Can you expand about the impact that you think the new infrastructure plan and permitting is going to have on future exploration or development?
It’s easy for congress to allocate money towards R&D, demonstration, or something that’s not actually building the product. There’s been many discussions over the last 10 years regarding minerals for the clean energy transition, and they mostly revolve around training workforce or things that are easy. In the early 2020s we spawned a whole bunch of new technologies and developments, whether it was processing or recycling, or just getting new materials out of the ground through waste products.
Recently, there’s talk of trying to get rare earths from coal ash waste, there’s a lot of coal ash waste ponds. They are often in areas that are politically important, like Michigan and Ohio. After 2008, DoD put a bunch of money on projects and loan guarantees for new firms. Out of that we had Tesla and we had Solara. Tesla’s obviously a clear example of a win, and Solara is a very clear example of something that didn’t help move things forward.
The question is what’s the ratio of Tesla’s to Solyndra’s we’re going to get out of the 2020 spending bills that encourage a lot of demonstration projects, or workforce training.
Looking forward in terms of U.S. energy policy direction and investment, what do you see happening in the short term and where do you see things moving?

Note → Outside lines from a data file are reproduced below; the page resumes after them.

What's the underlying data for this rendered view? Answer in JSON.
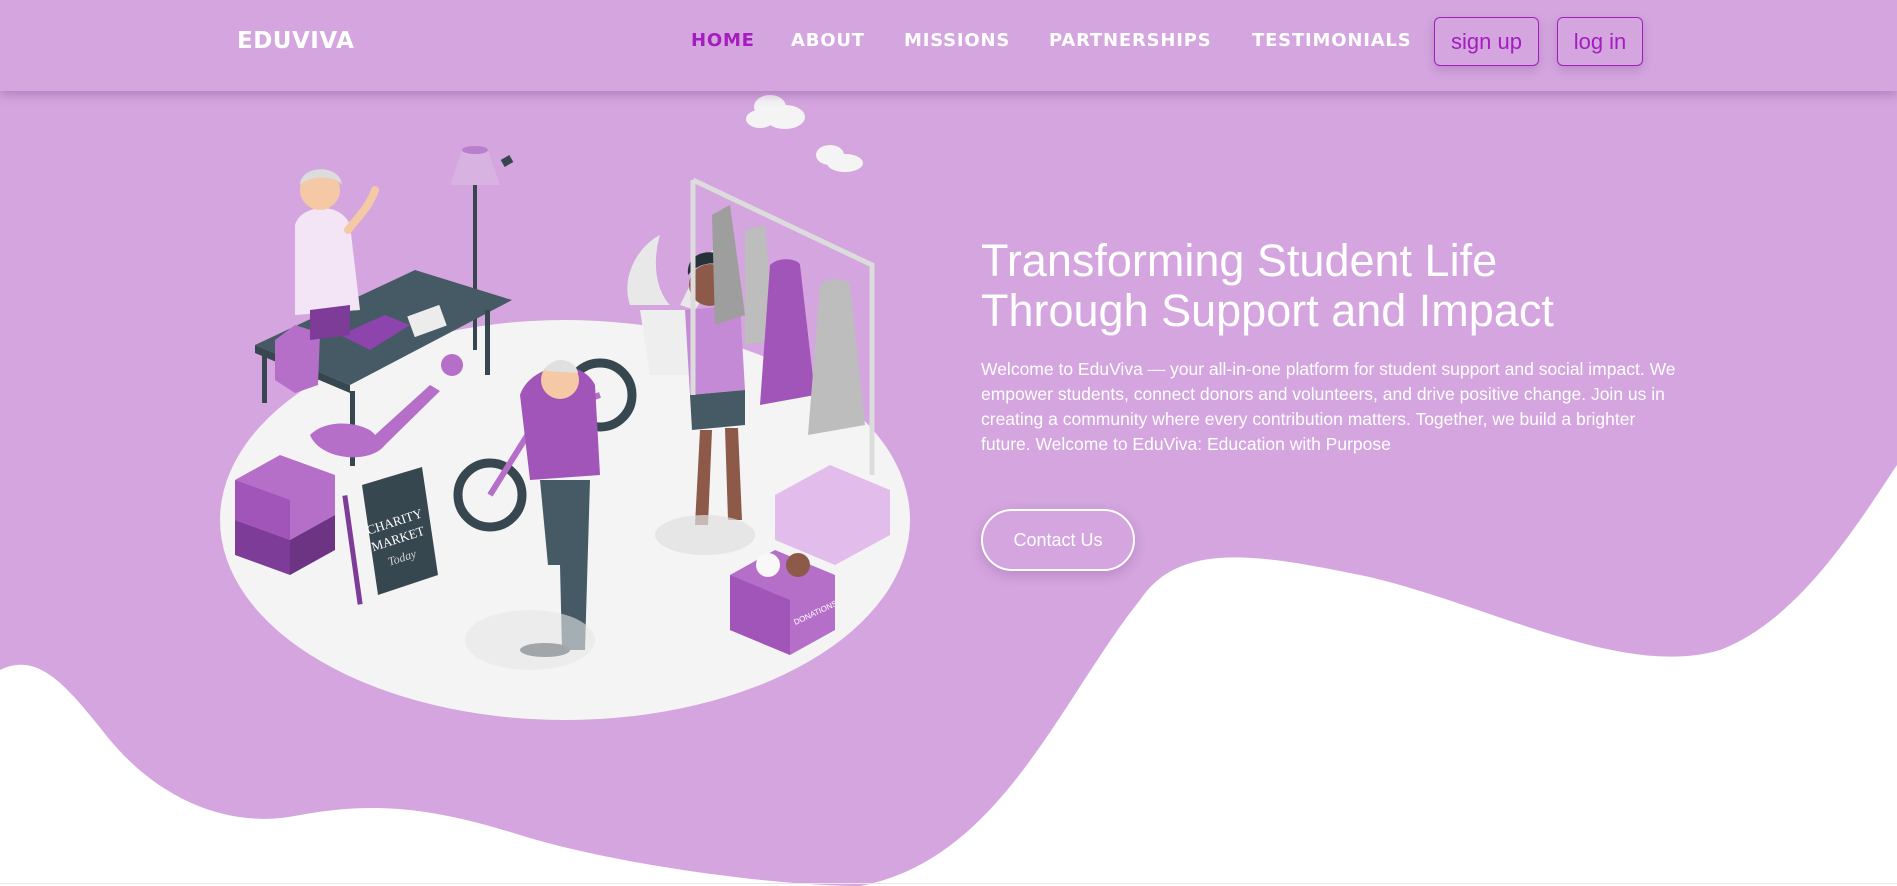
{
  "theme": {
    "background": "#d4a5df",
    "accent": "#a51dbf",
    "text": "#ffffff"
  },
  "header": {
    "logo": "EDUVIVA",
    "nav": [
      {
        "label": "HOME",
        "active": true
      },
      {
        "label": "ABOUT",
        "active": false
      },
      {
        "label": "MISSIONS",
        "active": false
      },
      {
        "label": "PARTNERSHIPS",
        "active": false
      },
      {
        "label": "TESTIMONIALS",
        "active": false
      }
    ],
    "signup_label": "sign up",
    "login_label": "log in"
  },
  "hero": {
    "title_line1": "Transforming Student Life",
    "title_line2": "Through Support and Impact",
    "description": "Welcome to EduViva — your all-in-one platform for student support and social impact. We empower students, connect donors and volunteers, and drive positive change. Join us in creating a community where every contribution matters. Together, we build a brighter future. Welcome to EduViva: Education with Purpose",
    "cta_label": "Contact Us"
  },
  "illustration": {
    "sign_line1": "CHARITY",
    "sign_line2": "MARKET",
    "sign_line3": "Today",
    "box_label": "DONATIONS"
  },
  "icons": [
    "cloud-icon",
    "lamp-icon",
    "price-tag-icon"
  ]
}
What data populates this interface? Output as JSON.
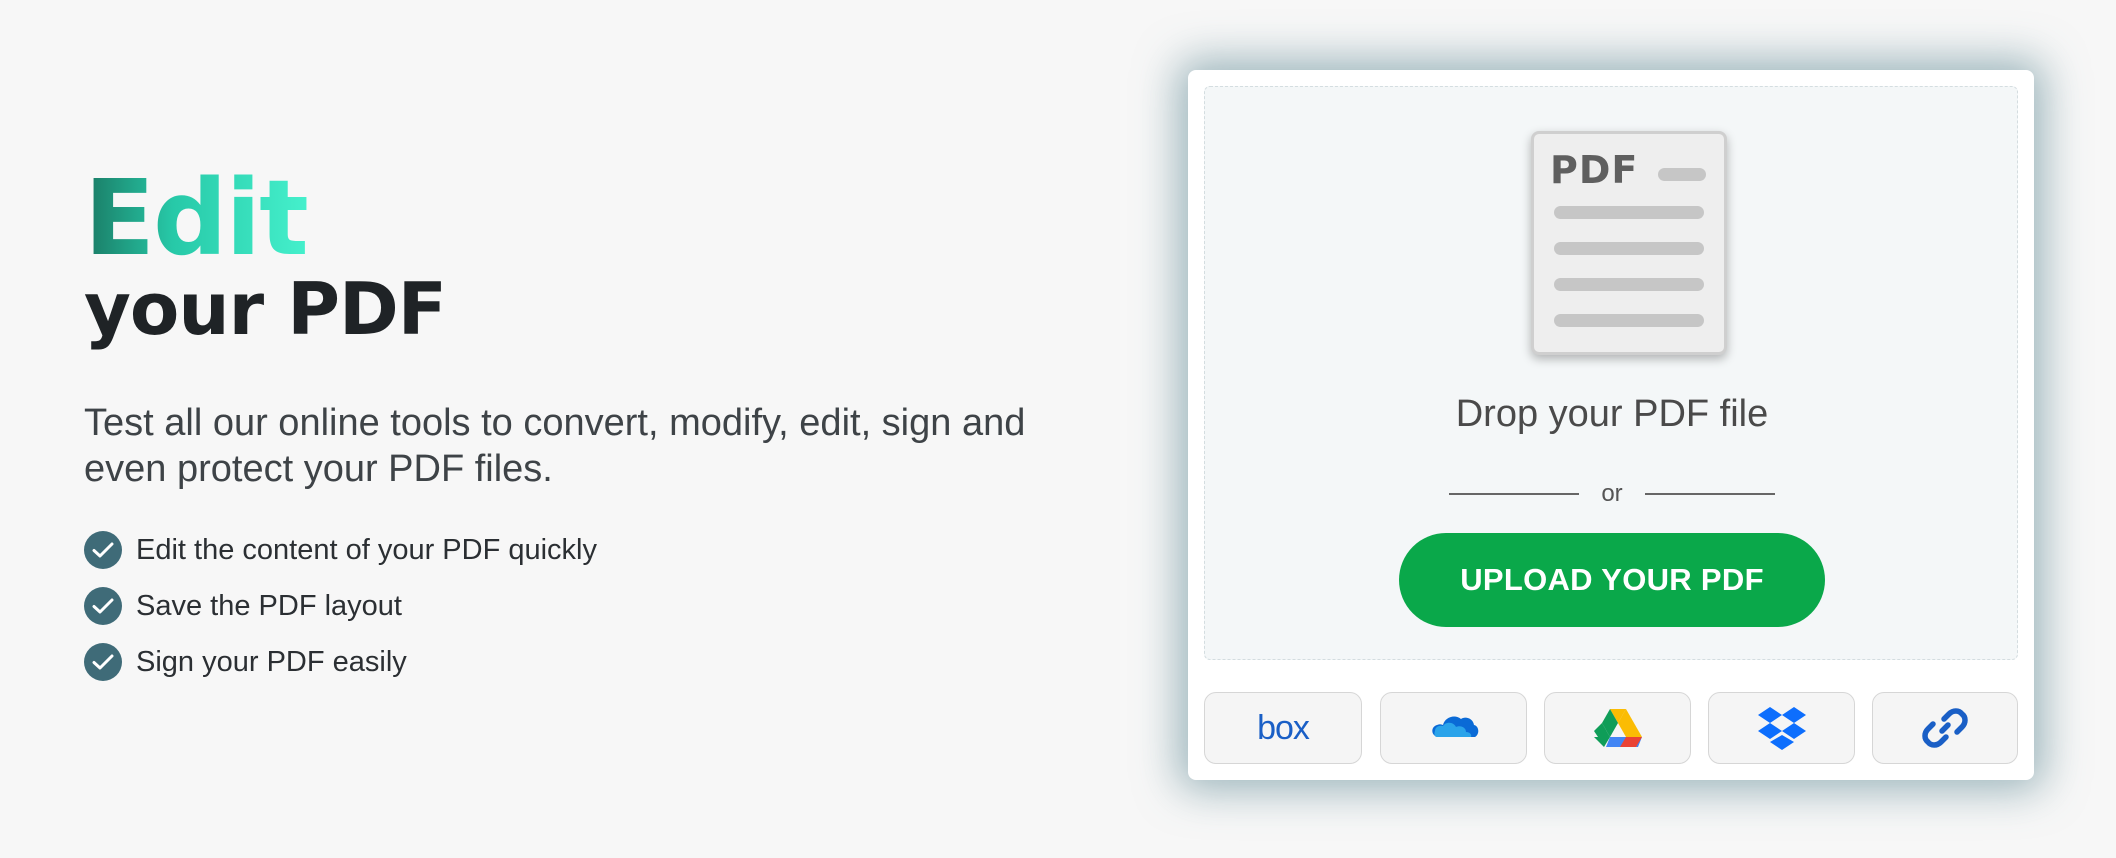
{
  "hero": {
    "title_accent": "Edit",
    "title_main": "your PDF",
    "description": "Test all our online tools to convert, modify, edit, sign and even protect your PDF files.",
    "features": [
      {
        "label": "Edit the content of your PDF quickly",
        "icon": "check-circle-icon"
      },
      {
        "label": "Save the PDF layout",
        "icon": "check-circle-icon"
      },
      {
        "label": "Sign your PDF easily",
        "icon": "check-circle-icon"
      }
    ]
  },
  "upload": {
    "doc_label": "PDF",
    "drop_text": "Drop your PDF file",
    "or_text": "or",
    "button_label": "UPLOAD YOUR PDF",
    "sources": [
      {
        "name": "box",
        "icon": "box-icon",
        "text": "box"
      },
      {
        "name": "onedrive",
        "icon": "onedrive-icon"
      },
      {
        "name": "google-drive",
        "icon": "google-drive-icon"
      },
      {
        "name": "dropbox",
        "icon": "dropbox-icon"
      },
      {
        "name": "url",
        "icon": "link-icon"
      }
    ]
  },
  "colors": {
    "accent_gradient": [
      "#1a7a64",
      "#45f0cc"
    ],
    "check": "#3f6b78",
    "upload_button": "#0aa84a",
    "card_shadow": "#507d8a"
  }
}
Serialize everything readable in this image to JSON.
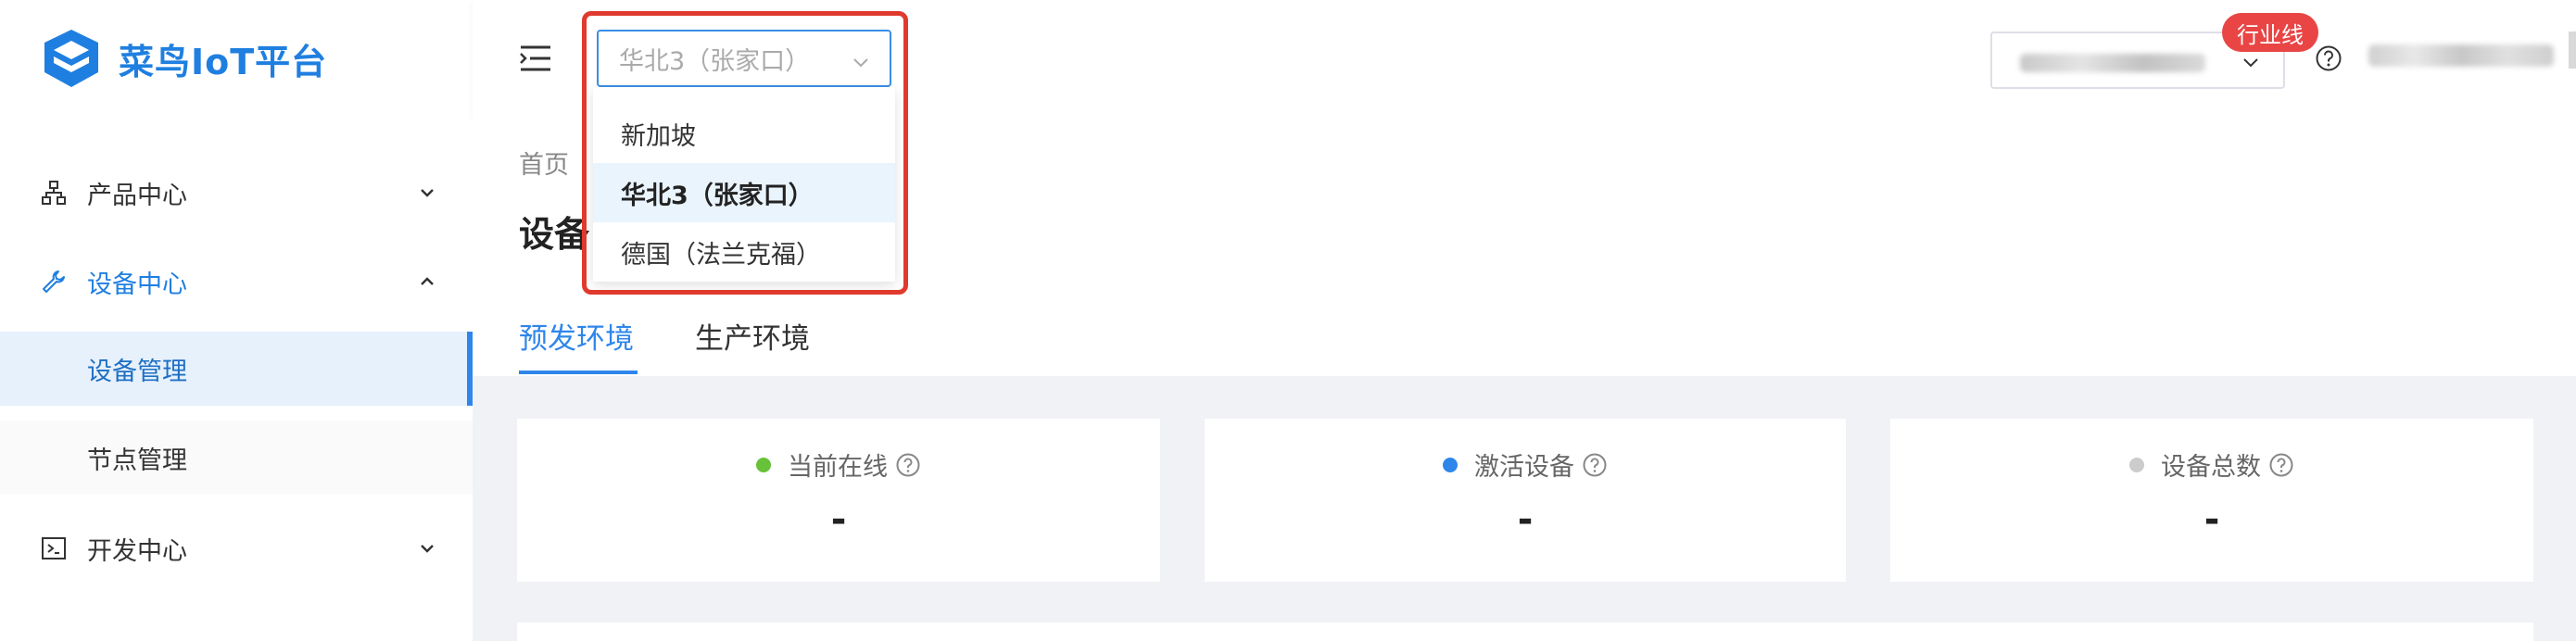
{
  "app": {
    "title": "菜鸟IoT平台",
    "brand_color": "#1f7fe0"
  },
  "sidebar": {
    "items": [
      {
        "label": "产品中心",
        "icon": "org-chart-icon",
        "expanded": false
      },
      {
        "label": "设备中心",
        "icon": "wrench-icon",
        "expanded": true,
        "children": [
          {
            "label": "设备管理",
            "active": true
          },
          {
            "label": "节点管理",
            "active": false
          }
        ]
      },
      {
        "label": "开发中心",
        "icon": "terminal-icon",
        "expanded": false
      }
    ]
  },
  "header": {
    "region_select": {
      "value": "华北3（张家口）"
    },
    "badge": "行业线"
  },
  "region_dropdown": {
    "options": [
      "新加坡",
      "华北3（张家口）",
      "德国（法兰克福）"
    ],
    "selected": "华北3（张家口）"
  },
  "content": {
    "breadcrumb": "首页",
    "page_title": "设备",
    "tabs": [
      {
        "label": "预发环境",
        "active": true
      },
      {
        "label": "生产环境",
        "active": false
      }
    ]
  },
  "stats": [
    {
      "label": "当前在线",
      "value": "-",
      "dot_color": "#67c23a"
    },
    {
      "label": "激活设备",
      "value": "-",
      "dot_color": "#2f86ea"
    },
    {
      "label": "设备总数",
      "value": "-",
      "dot_color": "#cccccc"
    }
  ]
}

Well, The Inflation Reduction Act is a whole bunch of carrots. There’s very little sticks, i.e. fees, taxes, or restrictions on oil and gas or fossil fuel development, and it’s the same for renewable or clean energy technologies. At some point you need some sticks, most of them are currently coming from the states, who are mandating or requiring their energy or their electricity system to move to carbon zero or move to all clean energy.
One important part is how many more states are going to try to take advantage of all of the carrots that are in the federal bills, how quickly we start moving things along in installation of these new energy technologies, and whether that’s CCS or hydrogen, wind and solar, batteries on the grid, or EVs, all of those technologies have the potential to be a game-changer in how the electricity and transportation landscape looks.